Il sole era inesorabile.
Sentiva i vestiti appiccicati alla pelle, il sudore colare copioso sulla fronte, bruciare salino negli occhi. Perché rimanere fermi sotto i raggi infuocati per ascoltare qualcosa di estraneo, che il buon senso suggeriva di ignorare? Il fischio urlò per la quarta volta il suo richiamo. Da dove proveniva? “Questa è la prima cosa da appurare”, si disse. Alzò lo sguardo, ma solo i cocci di vetro della muraglia, attraversati dal sole o coperti da fiori e foglie, delimitavano il confine tra la creuza e l’azzurro sfacciato del cielo. Tuttavia, poco più in là, seminascosto quasi con pudicizia da un rigoglioso rampicante, un cancelletto dalle strette lance di ferro arrugginito offriva un’insperata visione – seppure parziale – dell’oltre.
L’orto era abbandonato.
Anche il giardino sembrava oramai una disordinata rivincita della natura sull’uomo. Non c’erano più aiuole, ma i cespugli, i fiori e i rovi facevano tutt’uno con gli alberi dei limoni, che ancora tendevano orgogliosi i propri rami al cielo. Appoggiandosi al cancello, la donna si accorse che cedeva al suo peso, aprendosi in un cigolio che quasi sembrò invitare il fischio a rispondergli. E infatti il fischio rispose, come rinvigorito, come ripreso, riacciuffato da una speranza creduta vana e ora più vicina e reale. Decise di entrare, con lo stupore consapevole di un gesto sconosciuto a sé. Districò il suo avanzare dall’erba alta e secca. Si avvicinò a una casa bassa, le poche persiane rimaste con i listelli staccati, l’intonaco bianco scrostato, la porta divelta dai cardini, ma appoggiata al muro accanto all’apertura.
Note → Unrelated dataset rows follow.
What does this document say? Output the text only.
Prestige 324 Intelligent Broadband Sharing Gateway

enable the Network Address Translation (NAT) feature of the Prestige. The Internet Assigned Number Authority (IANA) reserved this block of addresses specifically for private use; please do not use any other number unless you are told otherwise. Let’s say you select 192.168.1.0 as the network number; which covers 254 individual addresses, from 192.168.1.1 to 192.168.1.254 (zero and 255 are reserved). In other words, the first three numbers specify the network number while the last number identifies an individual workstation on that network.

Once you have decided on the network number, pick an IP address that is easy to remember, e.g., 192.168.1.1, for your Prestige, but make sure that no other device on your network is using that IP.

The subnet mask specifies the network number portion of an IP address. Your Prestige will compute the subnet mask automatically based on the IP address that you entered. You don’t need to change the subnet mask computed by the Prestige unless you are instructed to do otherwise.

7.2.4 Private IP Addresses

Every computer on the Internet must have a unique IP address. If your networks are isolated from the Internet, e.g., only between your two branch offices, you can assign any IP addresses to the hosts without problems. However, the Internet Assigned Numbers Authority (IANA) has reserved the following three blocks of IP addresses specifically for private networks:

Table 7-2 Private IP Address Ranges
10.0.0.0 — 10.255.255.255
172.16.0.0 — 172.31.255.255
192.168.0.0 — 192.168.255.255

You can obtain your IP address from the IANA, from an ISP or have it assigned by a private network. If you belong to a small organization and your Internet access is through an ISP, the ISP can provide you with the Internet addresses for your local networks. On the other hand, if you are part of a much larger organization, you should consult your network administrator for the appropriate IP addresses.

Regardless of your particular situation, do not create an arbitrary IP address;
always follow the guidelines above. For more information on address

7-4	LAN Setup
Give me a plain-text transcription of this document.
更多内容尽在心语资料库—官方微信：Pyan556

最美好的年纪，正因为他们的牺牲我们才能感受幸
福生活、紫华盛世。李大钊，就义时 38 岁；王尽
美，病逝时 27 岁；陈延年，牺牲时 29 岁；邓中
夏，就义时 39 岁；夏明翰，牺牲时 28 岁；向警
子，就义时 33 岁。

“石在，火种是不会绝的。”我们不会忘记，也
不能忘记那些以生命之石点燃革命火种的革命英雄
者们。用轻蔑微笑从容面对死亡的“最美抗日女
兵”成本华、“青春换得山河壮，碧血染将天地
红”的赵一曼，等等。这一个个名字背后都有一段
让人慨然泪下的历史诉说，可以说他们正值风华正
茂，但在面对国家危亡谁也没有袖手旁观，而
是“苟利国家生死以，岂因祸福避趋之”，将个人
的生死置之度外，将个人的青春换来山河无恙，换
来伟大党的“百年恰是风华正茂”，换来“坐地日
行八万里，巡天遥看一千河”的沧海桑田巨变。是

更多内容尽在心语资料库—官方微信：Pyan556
Un raggio entrava nel buio dell’ingresso e un cuneo di luce illuminava un pulviscolo di terra e moscerini.
Il fischio era sempre più forte.
Aveva il cuore in gola, ma sapeva di dovere entrare ed entrò. Subito non vide bene: gli occhi stentavano ad adattarsi, dopo il bagliore esterno. Poi, dal buio, iniziò ad emergere una luna piena. Anzi, no: una sferica lanterna di carta di riso. Ma nemmeno: era un viso! Un viso pallidissimo, quasi polveroso, un’ombra bianca e tonda, con gli occhi chiusi e le labbra strette a cuore, spinte avanti come per dare un bacio. Da quell’ombra, da quelle labbra, partiva il fischio che, anche ora, continuava dolce, insistente, implorante.
Adesso vedeva bene.
Una figura pesante di donna, vestita di stracci, appoggiava la sua infinita stanchezza a una sedia, posta in mezzo a una stanza che un tempo doveva essere stata una cucina. Si intuivano le sagome di una vecchia stufa, di un tavolo, di una credenza. E poi scatole, cocci, oggetti ingombranti e minutaglie smarrite nella polvere e tra le ragnatele. Nel silenzio, fruscii veloci di qualche animale (topi? lucertole?) e quel fischio, che, ora lo sentiva bene, era intervallato da sospiri e respiri affannati. “Sono qui”, disse. Il fischio cessò. Il viso di luna si rattrappì in una specie di sorriso. Provò ad articolare qualche parola, ma uscì solo un gorgoglio. “Sono qui”, ripeté la donna, “Ti aiuterò, stai tranquilla”. Prese il cellulare dalla borsa e chiamò il 112, spiegando brevemente la situazione. Era un paesino di poche anime e i soccorsi non tardarono ad arrivare.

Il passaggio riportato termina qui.